To grasp even the very basics of cyber security in its rich variety, one must be prepared to learn countless new idioms that are being constantly added to or amended. Otherwise you can listen to a conversation that in basic vocabulary and syntax structure is unmistakably English, but is nonetheless completely meaningless to those unschooled in the arcane language. It is, of course, embarrassing continually having to ask people fluent in the tongue why a ‘buffer overload’ can have alarming consequences for the security of your network, but geeks are not a patronising clan and are generally happy to oblige.
Estonia may be small, but it is the most wired country in Europe and one of the leading digital powers in the world, from where – among other inventions – came Skype. Free wireless can be found in most places, as connectivity is considered a basic right, not a privilege. You won’t find hotels gouging your wallet for Internet access here.
However, I was talking to Hillar Aarelaid not about Estonia’s go-ahead approach, but about its fabled position in the now fast-growing history of international digital strife.
In early 2007 the Estonian government announced its intention to move the memorial to the fallen of the Red Army during the Great Patriotic War (as the Russians call the Second World War) from its position in the heart of Tallinn to the city’s main cemetery, which is frankly not far from the centre. Russia and its leadership perceived this to be an intolerable insult, even as proof of a resurgence of fascistic Estonian nationalism (all 750,000 of them) and a snub to those soldiers of the Red Army who had sacrificed their lives in liberating Estonia from the Nazi yoke.

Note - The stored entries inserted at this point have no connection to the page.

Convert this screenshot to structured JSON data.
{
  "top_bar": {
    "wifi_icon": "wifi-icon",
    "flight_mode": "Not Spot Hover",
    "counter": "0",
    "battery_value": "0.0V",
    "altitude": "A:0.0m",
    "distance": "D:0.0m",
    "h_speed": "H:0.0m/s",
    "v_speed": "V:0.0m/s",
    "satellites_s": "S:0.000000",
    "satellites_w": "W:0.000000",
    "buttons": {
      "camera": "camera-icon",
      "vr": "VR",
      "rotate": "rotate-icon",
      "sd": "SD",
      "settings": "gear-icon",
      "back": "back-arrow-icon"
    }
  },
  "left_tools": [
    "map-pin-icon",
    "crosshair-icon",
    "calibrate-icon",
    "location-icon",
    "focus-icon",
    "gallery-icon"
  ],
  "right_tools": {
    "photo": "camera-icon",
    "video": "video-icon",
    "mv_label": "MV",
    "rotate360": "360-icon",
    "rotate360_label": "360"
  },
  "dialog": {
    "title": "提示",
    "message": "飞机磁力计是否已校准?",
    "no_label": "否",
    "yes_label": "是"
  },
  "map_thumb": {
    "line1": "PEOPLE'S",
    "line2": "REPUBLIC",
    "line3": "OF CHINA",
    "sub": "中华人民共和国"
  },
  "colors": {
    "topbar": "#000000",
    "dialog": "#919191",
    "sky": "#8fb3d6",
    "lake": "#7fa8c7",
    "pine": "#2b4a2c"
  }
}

The dispute over the bronze soldier escalated. The Russian media, both inside Estonia and across the border in Russia, stoked the genuine worries of Estonia’s Russian minority and before long matters had reached breaking point. On the afternoon of 27th April hundreds of young ethnic Russians, citizens of Estonia, gathered in the centre of Tallinn. The protest against the removal of the memorial remained peaceful and good-humoured until one group attempted to break through a police cordon protecting the statue. Violent clashes erupted and spread quickly – by the evening the old town, a UNESCO heritage site, was ablaze as cars were set on fire, shop windows were smashed and their contents looted.